US manufacturing has been steady and Empire Manufacturing beat estimates yesterday. Industrial production and the Philly Fed should be decent this week. Initial jobless claims have been stable at 365,000 the last two weeks. An uptick tomorrow would not be good. Jobs need to hold steady or the market will sell off.

This afternoon, the FOMC minutes will be released. The Fed is not currently considering QE3 and this release could have a bearish impact on the market this afternoon.

Moody’s is going to postpone its banking downgrades for the US. It needs time to reevaluate after JP Morgan’s losses. This dark cloud will continue to put pressure on the financial sector.

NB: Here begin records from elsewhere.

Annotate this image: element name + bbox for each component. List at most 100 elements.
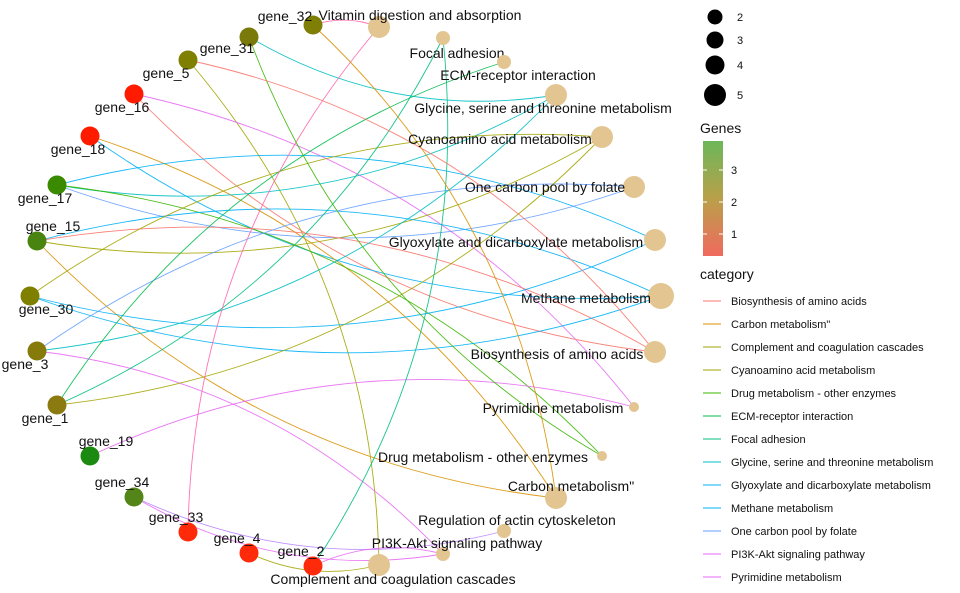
gene-node-gene_5[interactable] [178,50,198,70]
gene-node-gene_2[interactable] [303,556,323,576]
gene-node-gene_15[interactable] [27,231,47,251]
edge-gene_3-gly [36,94,557,352]
edge-gene_18-carb [89,135,557,499]
gene-node-gene_30[interactable] [20,286,40,306]
category-legend-label: Glycine, serine and threonine metabolism [731,457,933,469]
category-label-drug: Drug metabolism - other enzymes [378,449,588,465]
category-legend-label: Pyrimidine metabolism [731,572,842,584]
edge-gene_34-reg [133,496,505,550]
category-node-glyox[interactable] [644,229,666,251]
category-legend-label: Cyanoamino acid metabolism [731,365,875,377]
category-legend-label: Glyoxylate and dicarboxylate metabolism [731,480,931,492]
edge-gene_17-onec [56,184,635,239]
size-legend-dot [707,9,723,25]
edge-gene_17-gly [56,94,557,197]
category-legend-label: One carbon pool by folate [731,526,857,538]
edge-gene_15-bio [36,226,656,353]
edge-gene_2-focal [312,37,449,567]
category-node-pyr[interactable] [629,402,639,412]
gene-node-gene_33[interactable] [178,522,198,542]
gene-label-gene_4: gene_4 [214,530,261,546]
category-label-ecm: ECM-receptor interaction [440,67,596,83]
category-label-carb: Carbon metabolism" [508,478,634,494]
category-label-pi3k: PI3K-Akt signaling pathway [372,535,542,551]
gene-node-gene_16[interactable] [124,84,144,104]
category-node-vit[interactable] [368,16,390,38]
category-node-meth[interactable] [648,283,674,309]
size-legend-value: 2 [737,12,743,24]
edge-gene_15-cyano [36,136,603,254]
category-legend-items: Biosynthesis of amino acids Carbon metabo… [703,296,933,584]
gene-label-gene_5: gene_5 [143,65,190,81]
edge-gene_5-bio [187,59,656,353]
category-node-drug[interactable] [597,451,607,461]
category-legend-label: Biosynthesis of amino acids [731,296,867,308]
category-node-cyano[interactable] [591,126,613,148]
category-node-onec[interactable] [623,176,645,198]
gene-label-gene_18: gene_18 [51,141,106,157]
edge-gene_2-pi3k [312,547,444,567]
gene-node-gene_19[interactable] [80,446,100,466]
edge-gene_15-carb [36,240,557,499]
category-label-onec: One carbon pool by folate [465,179,626,195]
category-node-focal[interactable] [436,31,450,45]
gene-node-gene_17[interactable] [47,175,67,195]
colorbar-tick-label: 2 [731,197,737,209]
edge-gene_30-meth [29,295,662,354]
category-node-ecm[interactable] [497,55,511,69]
edge-gene_1-cyano [56,136,603,406]
gene-label-gene_34: gene_34 [95,474,150,490]
edge-gene_15-meth [36,208,662,297]
gene-node-gene_32[interactable] [303,15,323,35]
category-node-comp[interactable] [368,554,390,576]
gene-label-gene_31: gene_31 [200,40,255,56]
edge-gene_3-pi3k [36,350,444,555]
edge-gene_3-onec [36,183,635,352]
category-node-reg[interactable] [497,524,511,538]
category-node-bio[interactable] [644,341,666,363]
colorbar-tick-label: 3 [731,165,737,177]
category-label-glyox: Glyoxylate and dicarboxylate metabolism [389,234,643,250]
gene-label-gene_1: gene_1 [22,410,69,426]
category-node-pi3k[interactable] [436,547,450,561]
gene-label-gene_32: gene_32 [258,8,313,24]
edge-gene_19-pyr [89,379,635,457]
size-legend-dot [705,55,725,75]
gene-label-gene_16: gene_16 [95,99,150,115]
category-node-gly[interactable] [545,84,567,106]
category-node-carb[interactable] [545,487,567,509]
category-label-focal: Focal adhesion [410,45,505,61]
gene-label-gene_2: gene_2 [278,543,325,559]
size-legend-value: 5 [737,90,743,102]
edge-gene_16-pyr [133,93,635,408]
gene-label-gene_19: gene_19 [79,433,134,449]
gene-node-gene_1[interactable] [47,395,67,415]
gene-node-gene_34[interactable] [124,487,144,507]
gene-node-gene_4[interactable] [239,543,259,563]
gene-node-gene_18[interactable] [80,126,100,146]
category-legend-label: Methane metabolism [731,503,833,515]
category-legend-label: ECM-receptor interaction [731,411,853,423]
edge-gene_34-pi3k [133,496,444,562]
category-label-gly: Glycine, serine and threonine metabolism [414,100,672,116]
edge-gene_17-drug [56,184,603,457]
category-legend-label: Drug metabolism - other enzymes [731,388,897,400]
size-legend-dot [706,31,724,49]
edge-gene_1-ecm [56,61,505,406]
edge-gene_30-glyox [29,239,656,329]
category-legend-label: Focal adhesion [731,434,806,446]
category-legend-label: PI3K-Akt signaling pathway [731,549,865,561]
gene-label-gene_17: gene_17 [18,190,73,206]
edge-gene_31-gly [248,36,557,102]
legend: 2 3 4 5 Genes 3 2 1 category Biosynthesis of … [700,9,933,584]
edge-gene_33-vit [187,26,380,533]
gene-label-gene_15: gene_15 [26,218,81,234]
gene-node-gene_31[interactable] [239,27,259,47]
gene-node-gene_3[interactable] [27,341,47,361]
gene-label-gene_33: gene_33 [149,509,204,525]
category-label-meth: Methane metabolism [521,290,651,306]
gene-label-gene_3: gene_3 [2,356,49,372]
size-legend: 2 3 4 5 [704,9,743,106]
edge-gene_32-carb [312,24,557,499]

The technical damage has been done and there is not enough good news to attract buyers. Asset Managers will pull their bids and they will wait for support. The price action tells me that one bad news item could result in an “air pocket”. We need a couple of them so that a capitulation low is established.

Stocks have been selling off late in the day and that is a bearish sign. I believe today’s gains will vaporize after the FOMC minutes are released.

I bought puts Monday and I added to my positions yesterday. I will buy a few more puts today and my allocation is around 35% of my normal size. I don’t want to get overly aggressive. If Greek politicians form a coalition, the market could quickly run the other way. Consequently, my size is relatively small. If the SPY closes above the 100-day moving average, I will sell my puts.

Option implied volatilities are rising and fear is growing on a daily basis. Buy puts and use the bearish picks on the Live Update table as your guide. Place stops above resistance levels.

Look for more selling this afternoon.